Hogwarts castle was a lock – a great lock that rested on the opening between the Aboveground and the Underground. Slytherin had placed a basilisk in the chambers immediately under the castle to guard the way, and as a first defense against encroaching goblins before they reached the students.

Slytherin and Gryffindor had argued their whole lives. They had bickered with one another and insulted one another and pushed each other to progressively greater heights. There was so much documentation of their conflicts that it was the easiest thing in the world for historians to overlook their devotion to one another, and even easier to overlook the reasons behind their actions.

It had taken a thousand years, a different goblin king, a consort with a land of her own and a baby brother with power… but Hogwarts defenses were restructured with a wish: “I wish Jareth were here.” Toby said into his blanket. “I _wish_ he were _here_.”

And Jareth appeared.

Toby let out a shriek but luckily it was still muffled by the blanket.

“You’re here? You’re really…” and then he paused because he loved Jareth and was loyal to the goblin kingdom and the land of endless plains long before he was loyal to wizarding society, but, “how are you here?”

“A lot can change in a thousand years, and you are the babe with the power.” Jareth’s grin was triumphant.

“I’m not a baby,” Toby said, but without any force to it. Many of the goblins from the city at the center of the labyrinth still referred to him as ‘the babe with the power.’

Jareth shrugged.

“Are you going to turn everyone here into a goblin?” Toby asked instead. Because if the goblin king was in a goblin castle, then it might possibly an outpost of the goblin kingdom. And people who stayed in the goblin kingdom for longer than thirteen hours ran the risk of being turned into a goblin unless they had extremely strong personal defenses.

Jareth grinned. “It would be interesting if I did so, wouldn’t it?”

It was Toby’s turn to shrug. “I mean, probably, but I would prefer that you not?” He was honestly kind of surprised at the truth of that statement.

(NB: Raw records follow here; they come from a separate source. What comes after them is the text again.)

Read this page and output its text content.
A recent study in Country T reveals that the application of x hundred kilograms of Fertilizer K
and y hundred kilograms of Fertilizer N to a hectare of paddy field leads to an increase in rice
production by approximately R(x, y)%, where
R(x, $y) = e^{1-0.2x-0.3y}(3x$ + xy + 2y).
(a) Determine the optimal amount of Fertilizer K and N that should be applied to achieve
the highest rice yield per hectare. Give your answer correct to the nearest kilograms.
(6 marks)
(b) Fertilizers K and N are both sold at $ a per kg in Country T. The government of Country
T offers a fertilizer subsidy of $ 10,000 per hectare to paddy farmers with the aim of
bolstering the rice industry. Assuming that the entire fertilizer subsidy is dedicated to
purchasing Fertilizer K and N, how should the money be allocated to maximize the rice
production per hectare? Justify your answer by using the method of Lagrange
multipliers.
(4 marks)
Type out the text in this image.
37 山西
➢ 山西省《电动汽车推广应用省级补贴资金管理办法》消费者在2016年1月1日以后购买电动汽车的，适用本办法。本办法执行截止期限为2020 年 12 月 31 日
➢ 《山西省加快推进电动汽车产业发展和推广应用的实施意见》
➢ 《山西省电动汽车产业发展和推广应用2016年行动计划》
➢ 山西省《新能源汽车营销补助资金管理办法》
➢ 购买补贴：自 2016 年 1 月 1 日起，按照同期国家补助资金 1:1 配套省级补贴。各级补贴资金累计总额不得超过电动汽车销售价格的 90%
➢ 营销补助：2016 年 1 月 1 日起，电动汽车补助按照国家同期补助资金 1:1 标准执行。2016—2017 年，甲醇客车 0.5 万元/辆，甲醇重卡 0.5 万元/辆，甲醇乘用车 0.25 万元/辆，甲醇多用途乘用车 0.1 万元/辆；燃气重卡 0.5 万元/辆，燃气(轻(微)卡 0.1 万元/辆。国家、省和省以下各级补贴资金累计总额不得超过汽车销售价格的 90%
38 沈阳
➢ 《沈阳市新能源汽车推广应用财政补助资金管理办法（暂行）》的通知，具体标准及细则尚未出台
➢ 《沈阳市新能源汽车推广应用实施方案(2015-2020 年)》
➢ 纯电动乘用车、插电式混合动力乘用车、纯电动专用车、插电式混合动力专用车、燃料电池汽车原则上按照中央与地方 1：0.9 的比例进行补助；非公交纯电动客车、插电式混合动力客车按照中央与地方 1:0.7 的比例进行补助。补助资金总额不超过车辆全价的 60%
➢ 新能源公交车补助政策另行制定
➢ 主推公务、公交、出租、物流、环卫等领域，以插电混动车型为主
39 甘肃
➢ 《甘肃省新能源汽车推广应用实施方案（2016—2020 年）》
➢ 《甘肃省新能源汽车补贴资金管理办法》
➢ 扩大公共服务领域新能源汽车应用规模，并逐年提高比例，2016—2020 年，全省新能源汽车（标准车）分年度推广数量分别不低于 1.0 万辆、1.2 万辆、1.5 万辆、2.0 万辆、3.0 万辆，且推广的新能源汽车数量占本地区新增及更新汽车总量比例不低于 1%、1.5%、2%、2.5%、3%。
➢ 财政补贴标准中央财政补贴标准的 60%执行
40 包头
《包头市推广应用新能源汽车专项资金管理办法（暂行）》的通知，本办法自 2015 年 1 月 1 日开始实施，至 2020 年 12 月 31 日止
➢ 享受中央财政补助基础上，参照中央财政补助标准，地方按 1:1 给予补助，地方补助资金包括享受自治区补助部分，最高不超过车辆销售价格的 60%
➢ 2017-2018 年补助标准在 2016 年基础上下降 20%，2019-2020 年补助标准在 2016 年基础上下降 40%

He wasn’t sure what he wanted, but he was pretty sure it wasn’t for all the teachers and all the students and all the war heroes to be turned into a goblins.

“Then I won’t,” Jareth said casually, as if it made no difference. “For you.” Then he grinned. “For now.” Then he looked at Toby with the piercing eyes of a bird of prey, “What do you want?”

“I don’t know.”

“Then you had better figure it out.” Jareth’s smile was sweet and threatening. “Do something or do nothing. But either is a choice.”

And then he left again in a flurry of feathers and wings.

One of his roommates woke up just enough to complain about bloody owls delivering mail too late at night and Toby clutched his blankets and thought about what he wanted.

The war was over, the good guys won, except that they weren’t really the good guys, just the better-than-the-truly-awful guys.

Harry Potter, who was supposed to be the savior of the wizarding society, went off to do whatever it was that recently graduated wizards did and Hogwarts School and the Ministry of Magic settled back into their status quo.

Back into their status quo of teaching propaganda and stale recycled skills, of stifling knowledge with obliviates, and of sending their criminals through trials more interested in politics than truth.

Toby tried to figure out what he wanted as time continued on. As he saw Jareth swoop in and out of Hogwarts as an owl on a semi-regular basis, completely unnoticed by the school staff among all the other mail owls.

Toby was a Hufflepuff because he was loyal, but there was no one in wizarding society worth being loyal _to_. Not on a societal level. Toby had friends and family and favorite teachers even, but nothing the Ministry of Magic or the Hogwarts School had done was worth making him loyal to it in a the deepest meaning of loyalty, for a shared loyalty to one another for a combined chance at greater things.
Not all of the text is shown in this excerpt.